Uno studio dall’Istituto Superiore di Sanità conferma una situazione che per molti è oramai una doloroza certezza. A Taranto si muore di più che in altre città. Drammatica soprattutto la mortalità infantile, è maggiore del 21% rispetto alla media regionale.

Secondo lo studio, nella zona oggetto delle rilevazioni statistiche c’è un eccesso di incidenza di tutti i tumori nella fascia 0-14 anni pari al 54%, mentre nel primo anno di vita l’eccesso di mortalità per tutte le cause è del 20%. Per alcune malattie di origine perinatale, iniziate cioè durante la gravidanza, l’aumento della mortalità è invece del 45%.

«Lo studio conferma le criticità del profilo sanitario della popolazione di Taranto emerse in precedenti indagini – scrive l’Iss -. Le analisi effettuate utilizzando i tre indicatori sanitari sono coerenti nel segnalare eccessi di rischio per le patologie per le quali e’ verosimile presupporre un contributo eziologico delle contaminazioni ambientali che caratterizzano l’area in esame, come causa o concausa, quali: tumore del polmone, mesotelioma della pleura, malattie dell’apparato respiratorio nel loro complesso, malattie respiratorie acute, malattie respiratorie croniche».

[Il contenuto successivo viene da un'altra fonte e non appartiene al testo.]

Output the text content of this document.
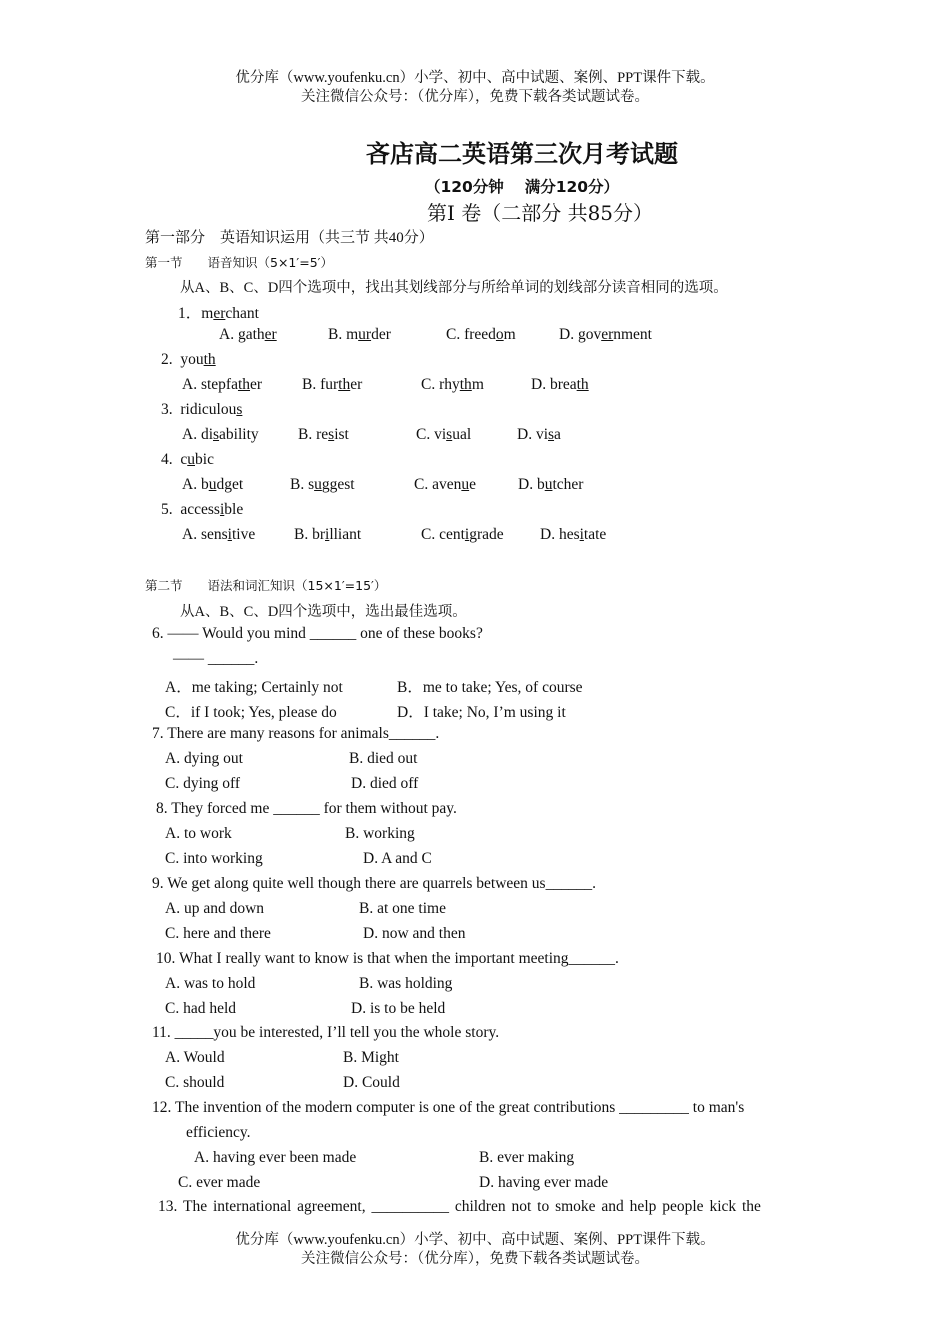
优分库（www.youfenku.cn）小学、初中、高中试题、案例、PPT课件下载。
关注微信公众号：（优分库），免费下载各类试题试卷。
吝店高二英语第三次月考试题
（120分钟　 满分120分）
第Ⅰ 卷（二部分 共85分）
第一部分　英语知识运用（共三节 共40分）
第一节　　语音知识（5×1′=5′）
从A、B、C、D四个选项中，找出其划线部分与所给单词的划线部分读音相同的选项。
1．merchant
A. gather	B. murder	C. freedom	D. government
2. youth
A. stepfather	B. further	C. rhythm	D. breath
3. ridiculous
A. disability	B. resist	C. visual	D. visa
4. cubic
A. budget	B. suggest	C. avenue	D. butcher
5. accessible
A. sensitive	B. brilliant	C. centigrade D. hesitate
第二节　　语法和词汇知识（15×1′=15′）
从A、B、C、D四个选项中，选出最佳选项。
6. —— Would you mind ______ one of these books?
—— ______.
A．me taking; Certainly not	B．me to take; Yes, of course
C．if I took; Yes, please do	D．I take; No, I’m using it
7. There are many reasons for animals______.
A. dying out	B. died out
C. dying off	D. died off
8. They forced me ______ for them without pay.
A. to work	B. working
C. into working	D. A and C
9. We get along quite well though there are quarrels between us______.
A. up and down	B. at one time
C. here and there	D. now and then
10. What I really want to know is that when the important meeting______.
A. was to hold	B. was holding
C. had held	D. is to be held
11. _____you be interested, I’ll tell you the whole story.
A. Would	B. Might
C. should	D. Could
12. The invention of the modern computer is one of the great contributions _________ to man's
efficiency.
A. having ever been made	B. ever making
C. ever made	D. having ever made
13. The international agreement, __________ children not to smoke and help people kick the
优分库（www.youfenku.cn）小学、初中、高中试题、案例、PPT课件下载。
关注微信公众号：（优分库），免费下载各类试题试卷。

L’Ex ministro e sub-commissario governativo per l’ILVA, Edo Ronchi, commentoa così la situazione: «Gli effetti dell’inquinamento storico dureranno a Taranto per anni, anche se oggi la qualità dell’aria è migliore»

Lo studio ha analizzato anche la cosiddetta “Terra dei Fuochi” campana, dove l’eccesso di mortalità rispetto al resto della regione arriva al 13%. Nel dettaglio la percentuale è del 10% per gli uomini e del 13% per le donne nei comuni in provincia di Napoli, mentre per quelli in provincia di Caserta è rispettivamente del 4 e del 6%. Lo studio, spiega il sito dell’Iss, si basa sui dati di 55 comuni, e ha riscontrato anche un eccesso di ricoveri ospedalieri per diversi tipi di tumore. Tra le patologie per le quali sussiste un eccesso di rischio tumori maligni dello stomaco, del fegato, del polmone, della vescica, del pancreas, della laringe, del rene e il linfoma non Hodgkin.

L’analisi non ha invece trovato un eccesso di mortalità tra i bambini, mentre il tasso di ricoveri nel primo anno di età per i tumori è risultato maggiore del 51% nella provincia di Napoli e del 68% in quella di Caserta. “Per quanto riguarda la fascia di età 0-14 anni si osserva un eccesso di ospedalizzazione per leucemie in provincia di Caserta – spiega l’Iss -. Nella provincia di Napoli, servita dal Registro Tumori, si è osservato un eccesso di incidenza per tumori del sistema nervoso centrale nel primo anno di vita e nelle classi d’età 0-14.